Good Agentic Friends Do Not Just Give Verbal Advice: They Can Update Your Weights
2026-05-13 • Computation and Language
Computation and Language
AI summaryⓘ
The authors explore a new way for multiple AI language models to communicate more efficiently. Instead of sending messages as text, they convert the sender model's internal signals into temporary tweaks in the receiver model's weights, which helps the receiver quickly adapt without processing extra text tokens. Their method, called TFlow, reduces the amount of data processed and speeds up computation while keeping similar accuracy. This shows that changing model weights temporarily can be a useful way for AI agents to work together.
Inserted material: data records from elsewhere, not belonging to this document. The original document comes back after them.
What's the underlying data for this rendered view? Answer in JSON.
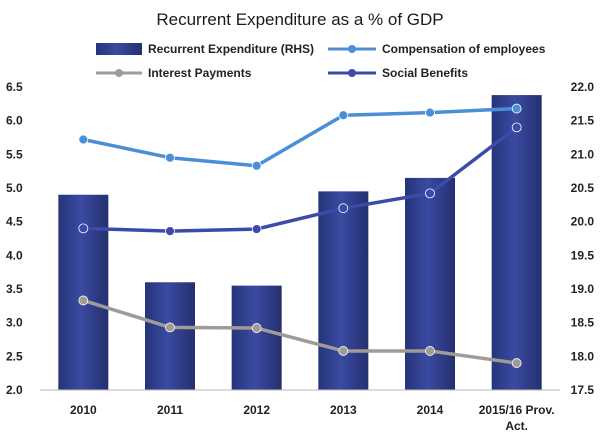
{
  "chart_data": {
    "type": "bar+line",
    "title": "Recurrent Expenditure as a % of GDP",
    "categories": [
      "2010",
      "2011",
      "2012",
      "2013",
      "2014",
      "2015/16 Prov. Act."
    ],
    "category_lines": [
      [
        "2010"
      ],
      [
        "2011"
      ],
      [
        "2012"
      ],
      [
        "2013"
      ],
      [
        "2014"
      ],
      [
        "2015/16 Prov.",
        "Act."
      ]
    ],
    "y_left": {
      "min": 2.0,
      "max": 6.5,
      "step": 0.5,
      "ticks": [
        "2.0",
        "2.5",
        "3.0",
        "3.5",
        "4.0",
        "4.5",
        "5.0",
        "5.5",
        "6.0",
        "6.5"
      ]
    },
    "y_right": {
      "min": 17.5,
      "max": 22.0,
      "step": 0.5,
      "ticks": [
        "17.5",
        "18.0",
        "18.5",
        "19.0",
        "19.5",
        "20.0",
        "20.5",
        "21.0",
        "21.5",
        "22.0"
      ]
    },
    "series": [
      {
        "name": "Recurrent Expenditure (RHS)",
        "kind": "bar",
        "axis": "right",
        "color": "#2e3d8a",
        "values": [
          20.4,
          19.1,
          19.05,
          20.45,
          20.65,
          21.88
        ]
      },
      {
        "name": "Compensation of employees",
        "kind": "line",
        "axis": "left",
        "color": "#4a8fd6",
        "values": [
          5.72,
          5.45,
          5.33,
          6.08,
          6.12,
          6.18
        ]
      },
      {
        "name": "Interest Payments",
        "kind": "line",
        "axis": "left",
        "color": "#a09b96",
        "values": [
          3.33,
          2.93,
          2.92,
          2.58,
          2.58,
          2.4
        ]
      },
      {
        "name": "Social Benefits",
        "kind": "line",
        "axis": "left",
        "color": "#3c4ba8",
        "values": [
          4.4,
          4.36,
          4.39,
          4.7,
          4.92,
          5.9
        ]
      }
    ],
    "legend": [
      "Recurrent Expenditure (RHS)",
      "Compensation of employees",
      "Interest Payments",
      "Social Benefits"
    ],
    "grid": false,
    "legend_position": "top"
  }
}
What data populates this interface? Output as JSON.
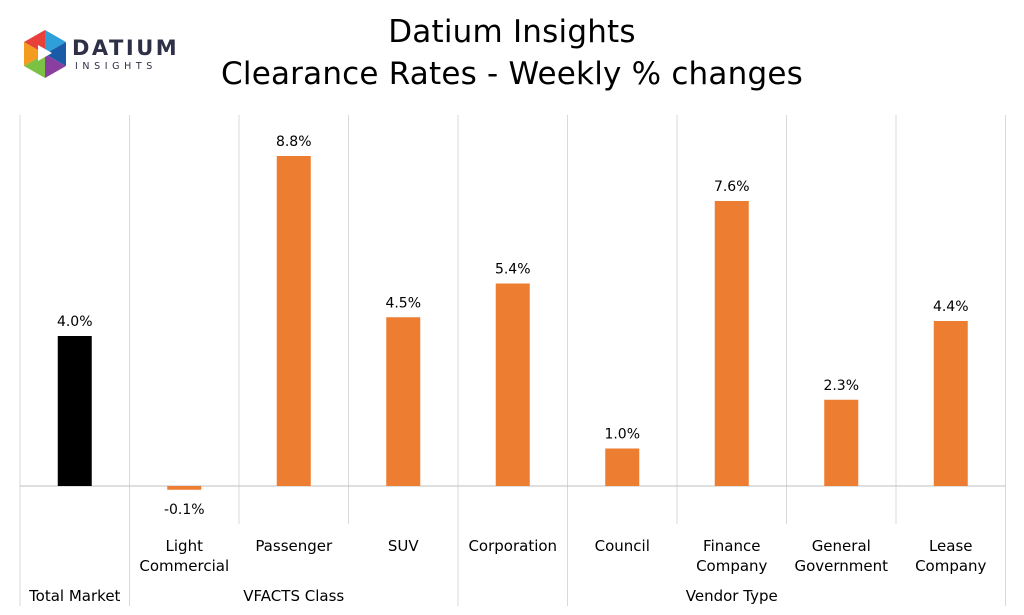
{
  "brand": {
    "logo_text_top": "DATIUM",
    "logo_text_bottom": "INSIGHTS",
    "logo_colors": [
      "#2e9fd8",
      "#e8403a",
      "#f39c1f",
      "#7bc143",
      "#8a3fa0",
      "#1b5aa6"
    ]
  },
  "title_line1": "Datium Insights",
  "title_line2": "Clearance Rates - Weekly % changes",
  "chart_data": {
    "type": "bar",
    "categories": [
      "Total Market",
      "Light Commercial",
      "Passenger",
      "SUV",
      "Corporation",
      "Council",
      "Finance Company",
      "General Government",
      "Lease Company"
    ],
    "category_labels": [
      [
        ""
      ],
      [
        "Light",
        "Commercial"
      ],
      [
        "Passenger"
      ],
      [
        "SUV"
      ],
      [
        "Corporation"
      ],
      [
        "Council"
      ],
      [
        "Finance",
        "Company"
      ],
      [
        "General",
        "Government"
      ],
      [
        "Lease",
        "Company"
      ]
    ],
    "values": [
      4.0,
      -0.1,
      8.8,
      4.5,
      5.4,
      1.0,
      7.6,
      2.3,
      4.4
    ],
    "data_labels": [
      "4.0%",
      "-0.1%",
      "8.8%",
      "4.5%",
      "5.4%",
      "1.0%",
      "7.6%",
      "2.3%",
      "4.4%"
    ],
    "groups": [
      {
        "label": "Total Market",
        "categories": [
          "Total Market"
        ]
      },
      {
        "label": "VFACTS Class",
        "categories": [
          "Light Commercial",
          "Passenger",
          "SUV"
        ]
      },
      {
        "label": "Vendor Type",
        "categories": [
          "Corporation",
          "Council",
          "Finance Company",
          "General Government",
          "Lease Company"
        ]
      }
    ],
    "colors": {
      "total": "#000000",
      "bars": "#ed7d31",
      "dividers": "#d9d9d9",
      "axis": "#bfbfbf"
    },
    "ylim": [
      -1.0,
      10.0
    ],
    "grid": false,
    "legend": "none"
  }
}
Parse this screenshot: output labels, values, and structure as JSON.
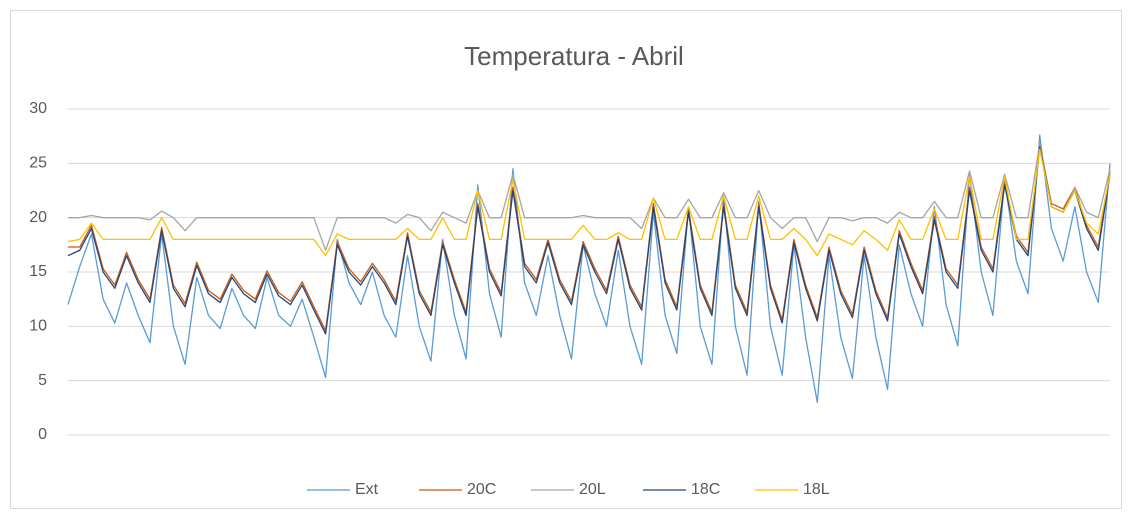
{
  "chart_data": {
    "type": "line",
    "title": "Temperatura - Abril",
    "ylim": [
      0,
      30
    ],
    "yticks": [
      0,
      5,
      10,
      15,
      20,
      25,
      30
    ],
    "grid": true,
    "legend": "bottom",
    "series": [
      {
        "name": "Ext",
        "color": "#5b9bd5",
        "values": [
          12,
          15.5,
          18.5,
          12.5,
          10.3,
          14,
          11,
          8.5,
          18.5,
          10,
          6.5,
          14.5,
          11,
          9.8,
          13.5,
          11,
          9.8,
          14.5,
          11,
          10,
          12.5,
          9,
          5.3,
          18,
          14,
          12,
          15,
          11,
          9,
          16.5,
          10,
          6.8,
          18,
          11,
          7,
          23,
          13,
          9,
          24.5,
          14,
          11,
          16.5,
          11,
          7,
          17.5,
          13,
          10,
          17,
          10,
          6.5,
          20.5,
          11,
          7.5,
          21,
          10,
          6.5,
          22,
          10,
          5.5,
          21.5,
          10,
          5.5,
          17.5,
          9,
          3,
          16.5,
          9,
          5.2,
          16.5,
          9,
          4.2,
          17.5,
          13,
          10,
          21,
          12,
          8.2,
          24,
          15,
          11,
          23.5,
          16,
          13,
          27.6,
          19,
          16,
          21,
          15,
          12.2,
          25
        ]
      },
      {
        "name": "20C",
        "color": "#c55a11",
        "values": [
          17.3,
          17.3,
          19.3,
          15.3,
          13.8,
          16.8,
          14.3,
          12.5,
          19.1,
          13.8,
          12.1,
          15.9,
          13.3,
          12.5,
          14.8,
          13.3,
          12.5,
          15.1,
          13.1,
          12.3,
          14.1,
          11.8,
          9.6,
          17.8,
          15.3,
          14.1,
          15.8,
          14.3,
          12.3,
          18.6,
          13.3,
          11.3,
          17.8,
          14.3,
          11.3,
          21.3,
          15.3,
          13.1,
          22.8,
          15.8,
          14.3,
          18,
          14.3,
          12.3,
          17.8,
          15.3,
          13.3,
          18.3,
          13.8,
          11.8,
          21.3,
          14.3,
          11.8,
          20.8,
          13.8,
          11.3,
          21.3,
          13.8,
          11.3,
          21.3,
          13.8,
          10.6,
          18,
          13.8,
          10.8,
          17.3,
          13.3,
          11.1,
          17.3,
          13.3,
          10.8,
          18.8,
          15.8,
          13.3,
          20.1,
          15.3,
          13.8,
          22.8,
          17.3,
          15.3,
          23.3,
          18.3,
          16.8,
          26.8,
          21.3,
          20.8,
          22.8,
          19.3,
          17.3,
          24.3
        ]
      },
      {
        "name": "20L",
        "color": "#a5a5a5",
        "values": [
          20,
          20,
          20.2,
          20,
          20,
          20,
          20,
          19.8,
          20.6,
          20,
          18.8,
          20,
          20,
          20,
          20,
          20,
          20,
          20,
          20,
          20,
          20,
          20,
          17,
          20,
          20,
          20,
          20,
          20,
          19.5,
          20.3,
          20,
          18.8,
          20.5,
          20,
          19.5,
          22.5,
          20,
          20,
          24,
          20,
          20,
          20,
          20,
          20,
          20.2,
          20,
          20,
          20,
          20,
          19,
          21.8,
          20,
          20,
          21.7,
          20,
          20,
          22.3,
          20,
          20,
          22.5,
          20,
          19,
          20,
          20,
          17.8,
          20,
          20,
          19.7,
          20,
          20,
          19.5,
          20.5,
          20,
          20,
          21.5,
          20,
          20,
          24.3,
          20,
          20,
          24,
          20,
          20,
          26.8,
          21,
          20.5,
          22.8,
          20.5,
          20,
          24.5
        ]
      },
      {
        "name": "18C",
        "color": "#264478",
        "values": [
          16.5,
          17,
          19,
          15,
          13.5,
          16.5,
          14,
          12.2,
          18.8,
          13.5,
          11.8,
          15.6,
          13,
          12.2,
          14.5,
          13,
          12.2,
          14.8,
          12.8,
          12,
          13.8,
          11.5,
          9.3,
          17.5,
          15,
          13.8,
          15.5,
          14,
          12,
          18.3,
          13,
          11,
          17.5,
          14,
          11,
          21,
          15,
          12.8,
          22.5,
          15.5,
          14,
          17.7,
          14,
          12,
          17.5,
          15,
          13,
          18,
          13.5,
          11.5,
          21,
          14,
          11.5,
          20.5,
          13.5,
          11,
          21,
          13.5,
          11,
          21,
          13.5,
          10.3,
          17.7,
          13.5,
          10.5,
          17,
          13,
          10.8,
          17,
          13,
          10.5,
          18.5,
          15.5,
          13,
          19.8,
          15,
          13.5,
          22.5,
          17,
          15,
          23,
          18,
          16.5,
          26.5,
          21,
          20.5,
          22.5,
          19,
          17,
          24
        ]
      },
      {
        "name": "18L",
        "color": "#ffc000",
        "values": [
          17.8,
          18,
          19.5,
          18,
          18,
          18,
          18,
          18,
          20,
          18,
          18,
          18,
          18,
          18,
          18,
          18,
          18,
          18,
          18,
          18,
          18,
          18,
          16.5,
          18.5,
          18,
          18,
          18,
          18,
          18,
          19,
          18,
          18,
          20,
          18,
          18,
          22.5,
          18,
          18,
          23.5,
          18,
          18,
          18,
          18,
          18,
          19.3,
          18,
          18,
          18.6,
          18,
          18,
          21.8,
          18,
          18,
          21,
          18,
          18,
          22,
          18,
          18,
          22,
          18,
          18,
          19,
          18,
          16.5,
          18.5,
          18,
          17.5,
          18.8,
          18,
          17,
          19.8,
          18,
          18,
          20.8,
          18,
          18,
          23.8,
          18,
          18,
          23.8,
          18,
          18,
          26.3,
          21,
          20.5,
          22.5,
          19.5,
          18.5,
          24
        ]
      }
    ]
  }
}
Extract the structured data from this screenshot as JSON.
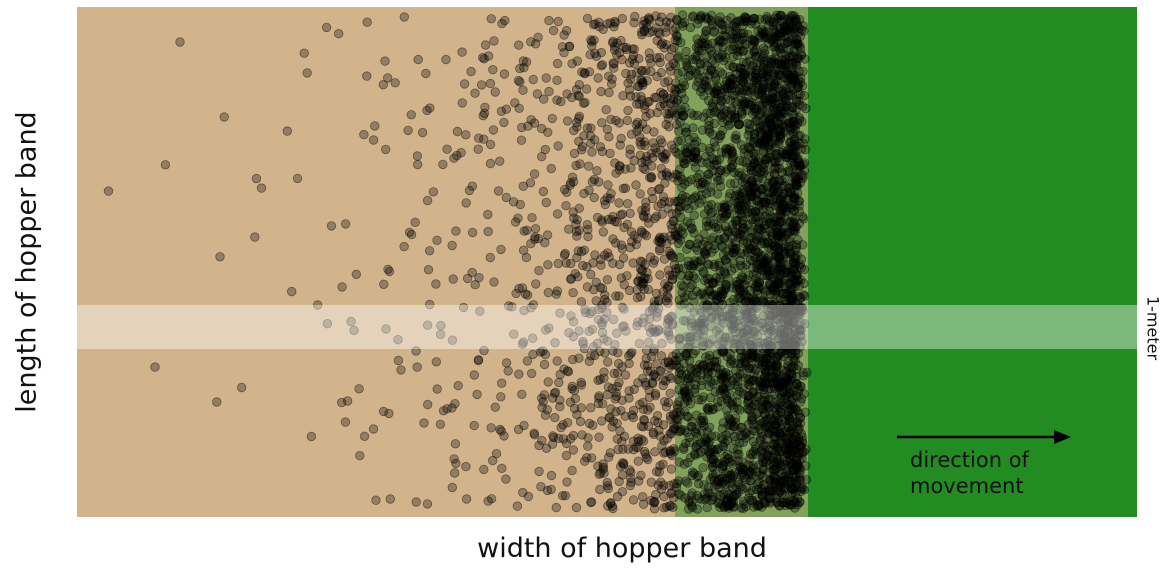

multi-agent systemslarge language modelsweight perturbationLoRAmodel adaptationtoken efficiencyKV-cacheQwen3-4Binference speed
Authors
Wenrui Bao, Huan Wang, Jian Wang, Zhangyang Wang, Kai Wang, Yuzhang Shang
Abstract
Multi-agent LLM systems usually collaborate by exchanging natural-language messages. This interface is simple and interpretable, but it forces each sender's intermediate computation to be serialized into tokens and then reprocessed by the receiver, thereby increasing the generated-token cost, prefill overhead, and KV-cache memory. We study an alternative communication interface: instead of appending a sender's message to the receiver's context, compile the sender's hidden states into a transient, receiver-specific weight perturbation. We introduce TFlow (Thought Flow), a weight-space communication framework for a known and fixed receiver architecture. For each query, frozen role-prompted sender agents process the input, and a learned parameter generator maps their internal activations into low-rank LoRA perturbations targeting the receiver's modules. These perturbations are fused and applied only during the receiver's generation, enabling instance-level adaptation without permanently changing the model or enlarging the receiver's text context. With three Qwen3-4B agents, TFlow improves over a standalone receiver by up to 8.5 accuracy points across five benchmarks while reducing processed tokens by up to 32.69%. Compared with a text-based three-agent baseline, it reduces total processed tokens by up to 83.27% and the wall-clock inference time by up to 4.6$\times$, while maintaining competitive accuracy on four of five benchmarks. These results suggest that transient low-rank weight perturbations can serve as an executable communication medium for efficient multi-agent LLM collaboration.